Al llegar, los uniformados se encontraron con un escenario de violencia en el que los participantes se agredían entre sí. Cuando los agentes intervinieron para dispersarlos y evitar mayores lesiones, los involucrados reaccionaron en forma hostil: comenzaron a atacar a los policías con piedras, palos y todo objeto que estuviera a su alcance.
La turba superaba ampliamente en número al personal policial, obligando a los intervinientes a retroceder.
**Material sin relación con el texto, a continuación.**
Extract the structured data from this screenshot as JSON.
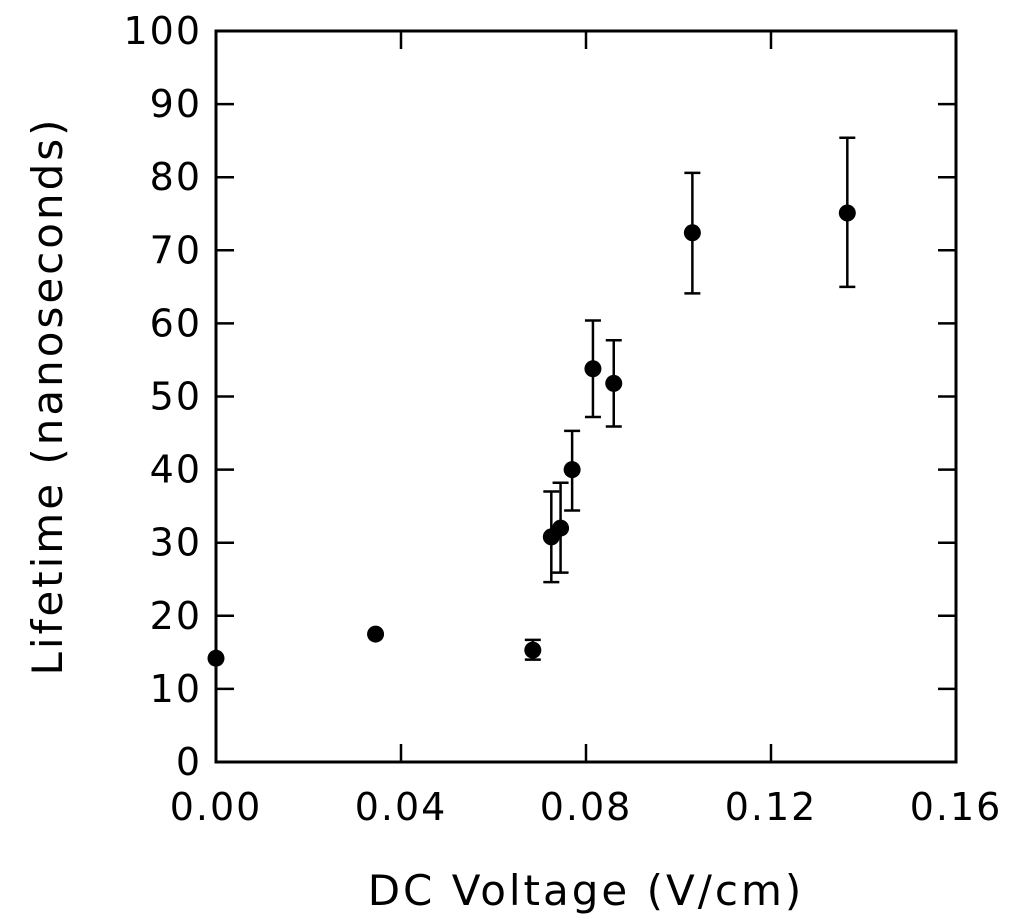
{
  "chart_data": {
    "type": "scatter",
    "title": "",
    "xlabel": "DC Voltage (V/cm)",
    "ylabel": "Lifetime (nanoseconds)",
    "xlim": [
      0.0,
      0.16
    ],
    "ylim": [
      0,
      100
    ],
    "xticks": [
      0.0,
      0.04,
      0.08,
      0.12,
      0.16
    ],
    "xtick_labels": [
      "0.00",
      "0.04",
      "0.08",
      "0.12",
      "0.16"
    ],
    "yticks": [
      0,
      10,
      20,
      30,
      40,
      50,
      60,
      70,
      80,
      90,
      100
    ],
    "ytick_labels": [
      "0",
      "10",
      "20",
      "30",
      "40",
      "50",
      "60",
      "70",
      "80",
      "90",
      "100"
    ],
    "grid": false,
    "legend": "none",
    "marker_color": "#000000",
    "series": [
      {
        "points": [
          {
            "x": 0.0,
            "y": 14.2,
            "err_low": null,
            "err_high": null
          },
          {
            "x": 0.0345,
            "y": 17.5,
            "err_low": null,
            "err_high": null
          },
          {
            "x": 0.0685,
            "y": 15.3,
            "err_low": 14.0,
            "err_high": 16.7
          },
          {
            "x": 0.0725,
            "y": 30.8,
            "err_low": 24.6,
            "err_high": 37.0
          },
          {
            "x": 0.0745,
            "y": 32.0,
            "err_low": 25.9,
            "err_high": 38.2
          },
          {
            "x": 0.077,
            "y": 40.0,
            "err_low": 34.4,
            "err_high": 45.3
          },
          {
            "x": 0.0815,
            "y": 53.8,
            "err_low": 47.2,
            "err_high": 60.4
          },
          {
            "x": 0.086,
            "y": 51.8,
            "err_low": 45.9,
            "err_high": 57.7
          },
          {
            "x": 0.103,
            "y": 72.4,
            "err_low": 64.1,
            "err_high": 80.6
          },
          {
            "x": 0.1365,
            "y": 75.1,
            "err_low": 65.0,
            "err_high": 85.4
          }
        ]
      }
    ]
  }
}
Tres de los agentes resultaron con golpes y contusiones, aunque sin gravedad, según el reporte oficial. Asimismo, la patrullera Móvil 10 sufrió daños, especialmente en el espejo retrovisor derecho, que fue destruido durante la agresión.
Ante la escalada de violencia y para proteger su integridad, la Policía efectuó disparos intimidatorios al aire, lo que permitió controlar parcialmente la situación y evitar que el conflicto pasara a mayores.
Entre los responsables del ataque se logró identificar a dos hombres: Henrry Vera y Misac Rivarola, ambos indígenas mayores de edad, aunque aún se desconocen otros datos personales. Imágenes de las cámaras de videovigilancia de la zona registraron el enfrentamiento y servirán de apoyo para la investigación.
Tras el hecho, los intervinientes comunicaron el caso al agente fiscal de turno de Fuerte Olimpo, quien deberá determinar las diligencias correspondientes y eventuales imputaciones.
El incidente volvió a poner en debate los recurrentes conflictos en espacios públicos de la ciudad, especialmente durante horarios nocturnos, y la necesidad de reforzar la presencia policial para garantizar la seguridad ciudadana.